Kenya eyes new tea markets to rescue farmers from low prices


First Lady Margaret Kenyatta (left), accompanied by her visiting Hungarian counterpart Anita Herczegh when they toured Maramba Tea Factory in Limuru, Kiambu County. [Samuel Miringu, Standard]

Kenya plans to roll out a strategy to win new tea markets and cut reliance on a few markets. The move is aimed at rescuing farmers from low prices.

Tea Board of Kenya (TBK) says Kenya’s tea exports are destined for over 70 markets but Pakistan accounts for more than a third (36 per cent) of the export volume.

TBK says 10 markets — Pakistan, Egypt, UK, UAE, Sudan, Russia, Yemen, Afghanistan, Kazakhstan and Saudi Arabia currently take up 85 per cent of Kenya’s tea exports, exposing farmers to concentration risk.

“One of the key contributory factors to lower earnings is over-reliance on a few export markets. Kenyan tea has a narrow market base as almost 85 per cent of the exports are destined to these 10 markets,” says TBK.

Tea is Kenya’s top foreign exchange earner after diaspora remittances and accounts for 26 per cent of the country’s value of exports.

But the average export price of tea had stagnated at between $2.50 and $3 (Sh285 and Sh342) per kilogramme between 2011 and 2018 before suffering a decline to average between $2 and $2.20  (Sh228 and Sh285) between 2019 and 2021.

“The main reason for lower earnings from tea exports by Kenya is less export value attributed to selling in bulk as opposed to value-added form,” says TBK.

TBK, an agency that regulates, develops and promotes the tea industry, has now opened the search for a consultant to develop a global market expansion strategy to address this.

The agency says priority markets will be US and Canada in North America and Germany and Poland in Europe.

In Asia, Kenya will be targeting Saudi Arabia, United Arab Emirates, Iran, Iraq, Turkey, Japan and China. Ghana and DRC Congo will be the priority in Africa.

“There is a need to develop a global market strategy for Kenyan tea, which will be responsible for driving promotional activities geared towards increasing the number of markets and enhancing the market share of Kenya tea in the global markets,” says TBK.

TBK wants to reduce risks associated with lower returns, over-reliance on a few markets and low awareness of Kenyan tea amongst the consumers. But Kenya will face challenges breaking into these new markets without adding value to the tea it exports.

Kenya’s tea market share, outside the top 10 markets, is low and mostly dominated by competitors mainly Sri Lanka, India and China.

While these markets mainly prefer the orthodox and green teas, the market penetration of the Kenyan orthodox and green teas is low.

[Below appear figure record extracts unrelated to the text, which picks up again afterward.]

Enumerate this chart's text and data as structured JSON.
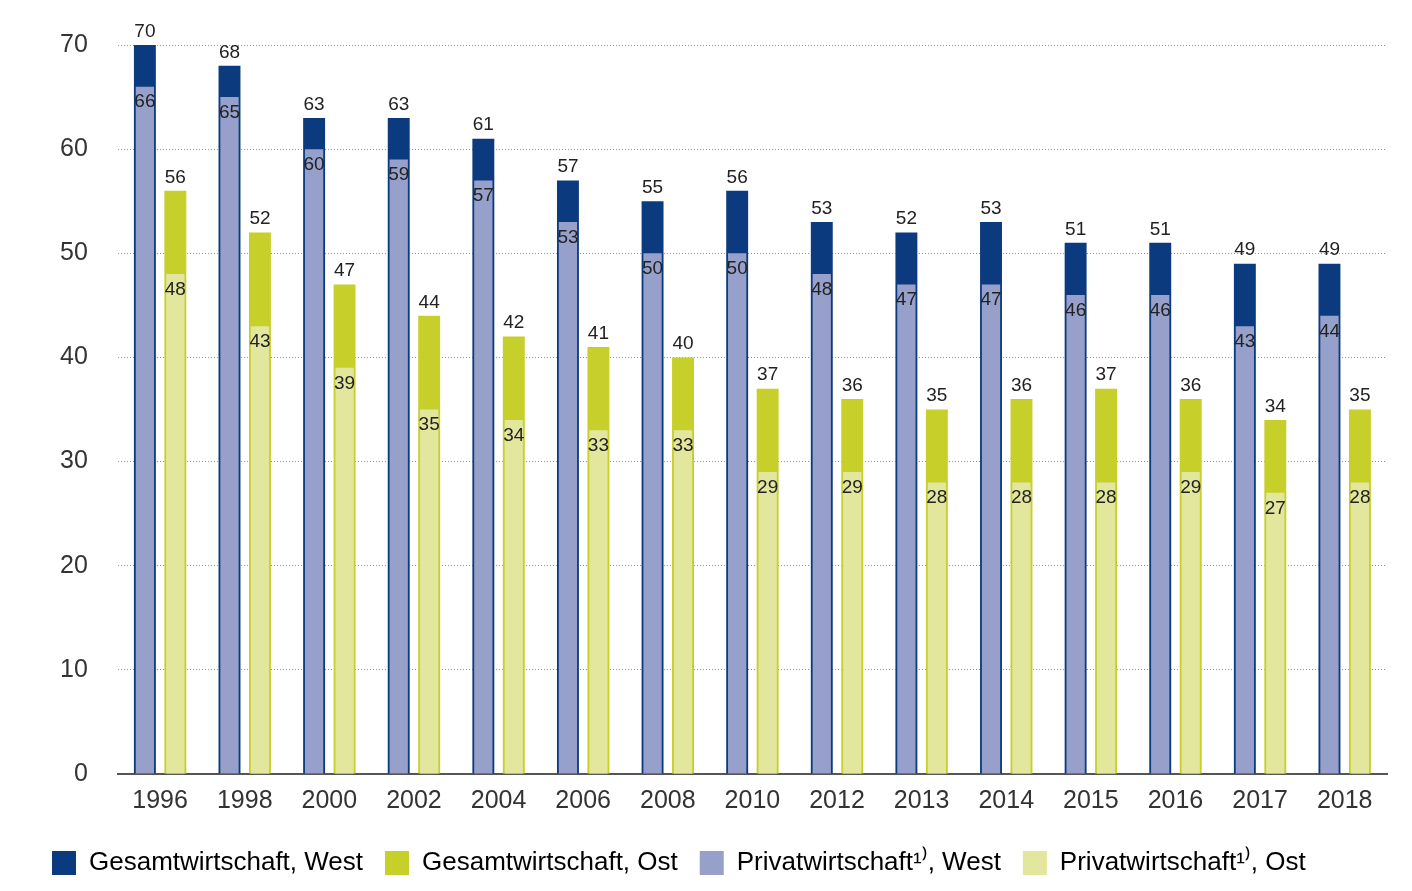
{
  "chart_data": {
    "type": "bar",
    "data_labels": true,
    "categories": [
      "1996",
      "1998",
      "2000",
      "2002",
      "2004",
      "2006",
      "2008",
      "2010",
      "2012",
      "2013",
      "2014",
      "2015",
      "2016",
      "2017",
      "2018"
    ],
    "series": [
      {
        "name": "Gesamtwirtschaft, West",
        "color": "#0b3b7e",
        "values": [
          70,
          68,
          63,
          63,
          61,
          57,
          55,
          56,
          53,
          52,
          53,
          51,
          51,
          49,
          49
        ]
      },
      {
        "name": "Privatwirtschaft¹⁾, West",
        "color": "#96a0cb",
        "values": [
          66,
          65,
          60,
          59,
          57,
          53,
          50,
          50,
          48,
          47,
          47,
          46,
          46,
          43,
          44
        ]
      },
      {
        "name": "Gesamtwirtschaft, Ost",
        "color": "#c7cf2b",
        "values": [
          56,
          52,
          47,
          44,
          42,
          41,
          40,
          37,
          36,
          35,
          36,
          37,
          36,
          34,
          35
        ]
      },
      {
        "name": "Privatwirtschaft¹⁾, Ost",
        "color": "#e3e79d",
        "values": [
          48,
          43,
          39,
          35,
          34,
          33,
          33,
          29,
          29,
          28,
          28,
          28,
          29,
          27,
          28
        ]
      }
    ],
    "ylim": [
      0,
      70
    ],
    "yticks": [
      0,
      10,
      20,
      30,
      40,
      50,
      60,
      70
    ],
    "grid": "y",
    "legend": "bottom"
  }
}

Kenya produces over 450 million kilogrammes of tea annually, out of which 91 per cent is exported and nine per cent is consumed in the local market. The cut, tear and curl (CTC) is the most dominant method of tea processing in Kenya.

Depending on the fermentation process, CTC teas are categorised as black, oolong or green.

Kenya’s production of Oolong and Green teas is very small, with CTC black tea accounting for 99 per cent of the speciality teas.